Human-Robot Interaction

Audio-visual fusion raises interesting problems whenever it is implemented onto a robot. Robotic platforms have their own hardware and software constraints. In addition, commercialized robots have economical constraints which leads to the use of cheap components. A robot must be reactive to changes in its environment and hence it must take fast decisions. This often implies that most of the computing resources must be onboard of the robot.

Over the last decade we have tried to do our best to take these constraints into account. Starting from our scientific developments, we put a lot of efforts into robotics implementations. For example, the audio-visual fusion method described in [2] used a specific robotic middleware that allowed fast communication between the robot and an external computing unit. Subsequently we developed a powerful software package that enables distributed computing. We also put a lot of emphasis on the implementation of low-level audio and visual processing algorithms. In particular, our single- and multiple audio source methods were implemented in real time onto the humanoid robot NAO [25], [50]. The multiple person tracker [4] was also implemented onto our robotic platforms [5], e.g. Figure 5.

Figure 5. The multi-person tracking method is combined with a visual servoing module. The latter estimates the optimal robot commands and the expected impact of the tracked person locations. The multi-person tracking module refines the locations of the persons with the new observations and the information provided by the visual servoing.
IMG/nao_motvs.png

More recently, we investigated the use of reinforcement learning (RL) as an alternative to sensor-based robot control [45], [37]. The robotic task consists of turning the robot head (gaze control) towards speaking people. The method is more general in spirit than visual (or audio) servoing because it can handle an arbitrary number of speaking or non speaking persons and it can improve its behavior online, as the robot experiences new situations. An overview of the proposed method is shown in Fig. 6. The reinforcement learning formulation enables a robot to learn where to look for people and to favor speaking people via a trial-and-error strategy.

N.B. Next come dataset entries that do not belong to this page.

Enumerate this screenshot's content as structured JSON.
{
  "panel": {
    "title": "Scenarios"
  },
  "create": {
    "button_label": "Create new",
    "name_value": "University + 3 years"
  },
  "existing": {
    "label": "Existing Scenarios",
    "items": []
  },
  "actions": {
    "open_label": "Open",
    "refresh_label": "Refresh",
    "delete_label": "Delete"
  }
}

Figure 6. Overview of the proposed deep RL method for controlling the gaze of a robot. At each time index t, audio and visual data are represented as binary maps which, together with motor positions, form the set of observations 𝐎t. A motor action At (rotate the head left, right, up, down, or stay still) is selected based on past and present observations via maximization of current and future rewards. The rewards R are based on the number of visible persons as well as on the presence of speech sources in the camera field of view. We use a deep Q-network (DQN) model that can be learned both off-line and on-line. Please consult [45], [37] for further details.
IMG/pipeline.png

Past, present and future HRI developments require datasets for training, validation, test as well as for benchmarking. HRI datasets are challenging because it is not easy to record realistic interactions between a robot and users. RL avoids systematic recourse to annotated datasets for training. In [45], [37] we proposed the use of a simulated environment for pre-training the RL parameters, thus avoiding spending hours of tedious interaction.